Jimmie Kilpatrick - Jimmie
You’ve Changed Records
Released April 11, 2025
As underscored by its title, Jimmie is the first release under the real name of Jimmie Kilpatrick, who has long performed as Shotgun Jimmie. Kilpatrick may have put away his gun, but he’s kept busy since his last album, with projects that include recording the Hardly Working EP with members of the Burning Hell, contributing to a Joel Plaskett tribute compilation, and completing an MFA under Lee Ranaldo of Sonic Youth. The fruits of this last endeavour make an appearance on Jimmie, as Kilpatrick incorporates experimental recording methodologies while delivering more of the ever-catchy hooks and clever, empathic lyrics he’s known for.
One of these beguiling explorations provides a soundscape for the first song: “Tape Loop” is named for a fifteen-foot tape loop recording of the album’s six players. Created using a process that emphasized different points in the track and physical space, the result is “an aural documentation of time and place [that] also holds analog technology as a metaphor for the human body—constantly decaying, from time to time in need of repair, and eventually dying.”
The reverberant effects of this process accentuate the melancholy of the lyrics and set the tone for an album that is both an earnest alt-rock offering and a work of sonic art.
“Answering Machine” urges listeners to “get your finger off the screen, make a karaoke connection,” introducing one of the album’s recurrent themes; phone references abound, as the songs grapple with technological changes that lead to both connection and isolation.
Kilpatrick calls the album a “a meditation on life, death, love and friendship,” and indeed, there is always depth and reflection behind the often playful lyrics. “Gum” points out that by a certain age, “all the gum you swallowed in high school is now gone” (there is a demographic of people who believe, to the cores of our being and even a decade after its debunking, the myth that swallowed gum sits in your intestines for seven years).
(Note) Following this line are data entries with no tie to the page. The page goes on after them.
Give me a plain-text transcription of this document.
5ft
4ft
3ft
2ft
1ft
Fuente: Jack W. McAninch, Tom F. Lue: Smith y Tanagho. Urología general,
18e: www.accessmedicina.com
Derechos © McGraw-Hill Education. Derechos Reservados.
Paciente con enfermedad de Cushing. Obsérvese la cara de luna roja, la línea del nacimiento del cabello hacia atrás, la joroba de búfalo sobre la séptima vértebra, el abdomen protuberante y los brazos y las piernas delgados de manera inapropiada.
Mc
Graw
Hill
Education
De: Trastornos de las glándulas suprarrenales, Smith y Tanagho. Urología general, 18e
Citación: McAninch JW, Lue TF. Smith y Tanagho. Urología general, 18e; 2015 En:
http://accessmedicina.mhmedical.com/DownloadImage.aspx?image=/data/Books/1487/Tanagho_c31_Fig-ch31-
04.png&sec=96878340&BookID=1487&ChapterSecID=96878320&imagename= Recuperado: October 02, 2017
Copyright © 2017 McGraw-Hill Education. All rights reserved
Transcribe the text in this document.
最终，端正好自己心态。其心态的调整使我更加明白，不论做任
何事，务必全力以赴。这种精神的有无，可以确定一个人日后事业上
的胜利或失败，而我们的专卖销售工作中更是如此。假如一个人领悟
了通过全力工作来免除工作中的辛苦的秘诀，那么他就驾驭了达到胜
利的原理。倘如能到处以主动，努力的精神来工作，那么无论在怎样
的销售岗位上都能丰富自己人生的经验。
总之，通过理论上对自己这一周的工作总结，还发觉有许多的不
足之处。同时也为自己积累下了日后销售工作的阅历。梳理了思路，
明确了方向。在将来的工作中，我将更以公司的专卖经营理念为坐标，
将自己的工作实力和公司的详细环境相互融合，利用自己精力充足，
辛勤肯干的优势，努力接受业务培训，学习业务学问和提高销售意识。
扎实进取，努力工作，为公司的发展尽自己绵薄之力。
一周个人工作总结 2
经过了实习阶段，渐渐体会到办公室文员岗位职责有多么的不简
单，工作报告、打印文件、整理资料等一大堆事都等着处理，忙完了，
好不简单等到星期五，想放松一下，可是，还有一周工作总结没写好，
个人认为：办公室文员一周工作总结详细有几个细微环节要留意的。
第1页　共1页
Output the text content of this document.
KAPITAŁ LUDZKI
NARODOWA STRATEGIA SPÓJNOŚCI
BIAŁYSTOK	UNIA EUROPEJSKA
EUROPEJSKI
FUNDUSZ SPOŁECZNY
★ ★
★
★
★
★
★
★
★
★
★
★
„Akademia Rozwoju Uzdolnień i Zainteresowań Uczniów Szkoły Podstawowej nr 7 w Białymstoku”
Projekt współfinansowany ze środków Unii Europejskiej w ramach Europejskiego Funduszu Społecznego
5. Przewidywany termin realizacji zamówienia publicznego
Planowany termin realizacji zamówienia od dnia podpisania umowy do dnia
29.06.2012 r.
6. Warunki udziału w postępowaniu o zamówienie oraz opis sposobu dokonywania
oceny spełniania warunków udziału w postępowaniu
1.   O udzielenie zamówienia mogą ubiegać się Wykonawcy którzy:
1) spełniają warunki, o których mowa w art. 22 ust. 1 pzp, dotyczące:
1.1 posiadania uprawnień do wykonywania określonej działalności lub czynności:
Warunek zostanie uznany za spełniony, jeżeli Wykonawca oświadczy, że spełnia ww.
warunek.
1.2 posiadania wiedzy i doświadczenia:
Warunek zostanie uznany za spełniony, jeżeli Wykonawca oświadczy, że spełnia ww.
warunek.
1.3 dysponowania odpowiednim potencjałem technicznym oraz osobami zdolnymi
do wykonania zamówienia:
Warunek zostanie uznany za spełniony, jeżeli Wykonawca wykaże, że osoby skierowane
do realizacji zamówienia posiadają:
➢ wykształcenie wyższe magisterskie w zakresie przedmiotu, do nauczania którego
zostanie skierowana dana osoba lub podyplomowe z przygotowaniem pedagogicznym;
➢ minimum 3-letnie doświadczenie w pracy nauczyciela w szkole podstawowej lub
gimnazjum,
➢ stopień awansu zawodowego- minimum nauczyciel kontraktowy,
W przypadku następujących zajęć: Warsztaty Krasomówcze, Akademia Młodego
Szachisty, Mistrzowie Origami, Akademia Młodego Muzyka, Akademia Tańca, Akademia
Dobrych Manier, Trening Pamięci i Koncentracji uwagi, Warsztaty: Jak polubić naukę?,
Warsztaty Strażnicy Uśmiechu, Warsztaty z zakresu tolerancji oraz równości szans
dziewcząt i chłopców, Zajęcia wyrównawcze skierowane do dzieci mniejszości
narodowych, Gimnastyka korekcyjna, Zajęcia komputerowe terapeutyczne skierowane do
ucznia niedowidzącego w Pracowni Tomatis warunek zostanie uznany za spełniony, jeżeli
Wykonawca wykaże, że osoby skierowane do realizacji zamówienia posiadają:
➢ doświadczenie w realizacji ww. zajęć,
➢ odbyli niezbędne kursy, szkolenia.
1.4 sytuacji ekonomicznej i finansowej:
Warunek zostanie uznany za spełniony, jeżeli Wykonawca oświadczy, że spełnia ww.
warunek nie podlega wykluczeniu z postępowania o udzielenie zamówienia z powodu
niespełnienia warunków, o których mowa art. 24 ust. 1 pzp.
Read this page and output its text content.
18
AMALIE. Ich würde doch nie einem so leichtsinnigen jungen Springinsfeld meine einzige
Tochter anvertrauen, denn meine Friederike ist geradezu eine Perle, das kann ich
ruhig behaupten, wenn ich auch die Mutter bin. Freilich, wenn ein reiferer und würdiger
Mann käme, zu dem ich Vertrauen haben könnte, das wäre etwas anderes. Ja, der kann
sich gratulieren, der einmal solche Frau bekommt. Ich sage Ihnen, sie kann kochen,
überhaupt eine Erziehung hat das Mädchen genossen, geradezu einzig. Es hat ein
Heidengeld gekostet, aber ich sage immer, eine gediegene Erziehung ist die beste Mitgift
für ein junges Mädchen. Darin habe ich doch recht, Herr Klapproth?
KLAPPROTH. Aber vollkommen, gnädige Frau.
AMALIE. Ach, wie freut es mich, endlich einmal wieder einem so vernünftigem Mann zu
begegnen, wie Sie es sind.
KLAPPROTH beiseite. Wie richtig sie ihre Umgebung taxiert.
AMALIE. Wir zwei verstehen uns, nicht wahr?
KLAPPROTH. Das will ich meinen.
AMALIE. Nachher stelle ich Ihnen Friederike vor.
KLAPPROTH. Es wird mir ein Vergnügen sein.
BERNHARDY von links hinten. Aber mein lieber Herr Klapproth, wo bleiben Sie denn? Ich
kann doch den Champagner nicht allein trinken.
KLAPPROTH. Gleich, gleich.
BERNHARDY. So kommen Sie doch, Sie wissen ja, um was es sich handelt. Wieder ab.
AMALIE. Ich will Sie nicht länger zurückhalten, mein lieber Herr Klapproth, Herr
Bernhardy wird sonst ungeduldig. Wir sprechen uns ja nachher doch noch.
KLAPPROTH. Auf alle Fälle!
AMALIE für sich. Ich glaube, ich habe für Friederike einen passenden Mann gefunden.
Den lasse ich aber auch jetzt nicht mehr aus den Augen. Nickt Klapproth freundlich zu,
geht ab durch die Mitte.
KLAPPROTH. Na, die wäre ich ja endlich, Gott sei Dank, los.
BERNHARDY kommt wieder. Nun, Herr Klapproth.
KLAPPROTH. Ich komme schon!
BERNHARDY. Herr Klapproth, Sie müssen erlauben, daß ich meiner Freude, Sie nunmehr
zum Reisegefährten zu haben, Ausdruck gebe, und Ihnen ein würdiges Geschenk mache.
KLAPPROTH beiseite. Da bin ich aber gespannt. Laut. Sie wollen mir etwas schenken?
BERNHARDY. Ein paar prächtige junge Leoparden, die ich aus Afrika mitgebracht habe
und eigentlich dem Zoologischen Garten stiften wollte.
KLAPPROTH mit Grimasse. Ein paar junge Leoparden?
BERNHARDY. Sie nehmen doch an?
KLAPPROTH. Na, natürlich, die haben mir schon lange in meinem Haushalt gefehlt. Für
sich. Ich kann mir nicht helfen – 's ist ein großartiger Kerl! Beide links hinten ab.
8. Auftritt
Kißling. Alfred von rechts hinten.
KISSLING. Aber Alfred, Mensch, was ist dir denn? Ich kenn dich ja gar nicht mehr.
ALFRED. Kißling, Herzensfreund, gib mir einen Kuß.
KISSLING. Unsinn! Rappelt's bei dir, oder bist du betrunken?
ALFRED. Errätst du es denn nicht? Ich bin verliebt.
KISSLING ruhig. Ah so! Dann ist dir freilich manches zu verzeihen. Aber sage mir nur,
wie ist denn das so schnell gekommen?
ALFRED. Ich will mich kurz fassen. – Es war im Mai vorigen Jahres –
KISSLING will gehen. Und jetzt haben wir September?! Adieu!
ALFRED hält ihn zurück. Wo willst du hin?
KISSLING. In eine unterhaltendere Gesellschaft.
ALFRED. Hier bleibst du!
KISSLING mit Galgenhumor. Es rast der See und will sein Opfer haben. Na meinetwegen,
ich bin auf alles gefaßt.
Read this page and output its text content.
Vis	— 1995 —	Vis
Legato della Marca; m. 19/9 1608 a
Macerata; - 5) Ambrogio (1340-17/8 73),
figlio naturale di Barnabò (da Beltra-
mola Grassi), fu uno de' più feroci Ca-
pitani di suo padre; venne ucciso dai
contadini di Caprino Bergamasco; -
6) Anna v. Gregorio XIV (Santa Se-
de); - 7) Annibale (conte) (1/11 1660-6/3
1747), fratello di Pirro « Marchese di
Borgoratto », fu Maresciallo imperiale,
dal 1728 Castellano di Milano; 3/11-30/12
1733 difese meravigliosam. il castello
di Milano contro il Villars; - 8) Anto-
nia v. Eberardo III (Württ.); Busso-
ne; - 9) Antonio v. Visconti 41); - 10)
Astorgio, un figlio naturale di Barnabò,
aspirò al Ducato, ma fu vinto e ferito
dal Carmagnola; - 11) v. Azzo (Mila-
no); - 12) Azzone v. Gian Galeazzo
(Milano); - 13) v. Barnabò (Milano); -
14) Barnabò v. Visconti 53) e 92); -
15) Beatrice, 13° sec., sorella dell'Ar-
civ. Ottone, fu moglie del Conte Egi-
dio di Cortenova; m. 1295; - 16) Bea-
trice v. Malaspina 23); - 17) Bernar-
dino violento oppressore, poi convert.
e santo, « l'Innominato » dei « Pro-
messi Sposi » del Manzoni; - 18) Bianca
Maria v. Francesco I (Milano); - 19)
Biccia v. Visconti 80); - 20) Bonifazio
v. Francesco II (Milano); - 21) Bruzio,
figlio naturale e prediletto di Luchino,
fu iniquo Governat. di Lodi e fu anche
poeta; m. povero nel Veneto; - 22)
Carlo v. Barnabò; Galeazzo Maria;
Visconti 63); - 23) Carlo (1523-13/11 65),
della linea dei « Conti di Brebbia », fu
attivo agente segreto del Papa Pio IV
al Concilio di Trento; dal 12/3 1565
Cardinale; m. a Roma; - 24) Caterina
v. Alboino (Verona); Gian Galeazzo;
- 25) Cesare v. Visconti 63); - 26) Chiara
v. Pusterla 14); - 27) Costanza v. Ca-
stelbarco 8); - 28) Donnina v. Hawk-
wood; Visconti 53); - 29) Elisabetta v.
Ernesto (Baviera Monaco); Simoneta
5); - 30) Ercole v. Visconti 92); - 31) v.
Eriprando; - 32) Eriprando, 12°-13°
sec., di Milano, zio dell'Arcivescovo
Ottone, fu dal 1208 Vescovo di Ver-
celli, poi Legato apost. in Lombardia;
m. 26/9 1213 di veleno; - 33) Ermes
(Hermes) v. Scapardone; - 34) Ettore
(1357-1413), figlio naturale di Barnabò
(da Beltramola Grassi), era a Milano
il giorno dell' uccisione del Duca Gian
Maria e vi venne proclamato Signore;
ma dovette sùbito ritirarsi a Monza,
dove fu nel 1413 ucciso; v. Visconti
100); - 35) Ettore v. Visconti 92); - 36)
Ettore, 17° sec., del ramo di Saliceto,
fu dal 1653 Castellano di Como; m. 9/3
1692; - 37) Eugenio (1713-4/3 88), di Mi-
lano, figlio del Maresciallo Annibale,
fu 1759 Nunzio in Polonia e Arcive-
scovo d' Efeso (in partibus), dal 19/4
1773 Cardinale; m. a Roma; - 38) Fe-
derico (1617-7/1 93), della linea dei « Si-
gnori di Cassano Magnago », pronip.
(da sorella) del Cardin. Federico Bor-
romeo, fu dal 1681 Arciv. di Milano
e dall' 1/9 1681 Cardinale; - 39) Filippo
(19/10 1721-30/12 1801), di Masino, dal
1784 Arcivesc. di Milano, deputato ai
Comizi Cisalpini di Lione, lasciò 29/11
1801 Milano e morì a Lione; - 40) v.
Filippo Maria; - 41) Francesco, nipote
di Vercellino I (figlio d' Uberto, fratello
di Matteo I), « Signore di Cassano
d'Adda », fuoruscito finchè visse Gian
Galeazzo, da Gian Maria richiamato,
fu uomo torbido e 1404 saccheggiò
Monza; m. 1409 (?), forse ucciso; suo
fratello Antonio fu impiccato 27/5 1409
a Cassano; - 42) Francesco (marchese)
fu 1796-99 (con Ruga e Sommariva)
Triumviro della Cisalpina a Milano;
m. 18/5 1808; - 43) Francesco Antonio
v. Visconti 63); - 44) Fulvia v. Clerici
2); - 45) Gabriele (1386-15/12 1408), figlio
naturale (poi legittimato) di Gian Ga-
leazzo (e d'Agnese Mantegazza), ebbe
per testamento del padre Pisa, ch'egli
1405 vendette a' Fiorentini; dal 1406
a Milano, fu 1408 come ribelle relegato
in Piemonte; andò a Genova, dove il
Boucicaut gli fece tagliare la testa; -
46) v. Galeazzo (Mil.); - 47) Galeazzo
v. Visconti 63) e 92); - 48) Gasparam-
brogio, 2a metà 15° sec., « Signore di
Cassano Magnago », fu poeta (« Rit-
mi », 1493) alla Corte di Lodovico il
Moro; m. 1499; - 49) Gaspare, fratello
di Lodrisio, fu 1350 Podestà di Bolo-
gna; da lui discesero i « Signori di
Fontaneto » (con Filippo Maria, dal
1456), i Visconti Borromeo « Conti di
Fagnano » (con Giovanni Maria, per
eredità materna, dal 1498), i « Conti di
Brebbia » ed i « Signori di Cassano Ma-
The song warns, “listen to the static on the phone, surely you made it,” reminding us that we risk losing the close ties of our youth at any stage of success, even one as ambiguous as “making it.”
If Semisonic’s “Closing Time” uses a closing bar as a metaphor for birth, the last call in “Satellite” represents the opposite. Patrons are cast out of a venue where “the floor isn’t breathing anymore,” and into the night: “All kidding aside, there’s nowhere to hide …” The track features more aural experimentation, including “the boisterous swooping sounds of a tangerine-sized marble rolling along the strings of a robotic bass guitar.”
In an album exploring life, love, and death, nostalgia is to be expected. “Garbage Gloves” references some beloved Winnipeg-abelia, “Sharpie” searches for permanence, and “Julia” recalls a past friendship or romance—“Fell asleep talking on the phone, woke up when I heard the dial tone”—and ends with a majestic guitar solo and a cheerleader chant of “Julia, J-U-L-I-A,” (perhaps a more lighthearted “Gloria,” for those nostalgic for that particular musical era).
“Spark” is another highlight, from its opening of, “I’m looking for a spark that’ll start a fire that’ll burn for the rest of my life,” to a bridge of counted “Mississippis” (“one-” to “forty-five-Mississippi,” if anyone’s inclined to perform any numerological divinations) and subtle cello and pedal steel features from Kilpatrick’s skilled collaborators.
Jimmie’s final track cheekily quotes Joni, “I could drink a case of you / and I’d still be on my phone.” This probably isn’t the innocent phone fallen asleep on in “Julia,” whose dial tone soundtracked a meaningful memory and rarely threatened to take over one’s entire life. Still, as the song unfolds, depicting a band playing their something-hundredth show, the tone is of loving reminiscence: “Breath in the night like you used to breathe smokes.” Layered sound effects in an instrumental interlude hearken back to the loops of the first track, providing extra intrigue but never overshadowing the warmth and humour that Kilpatrick has always excelled at—under any name.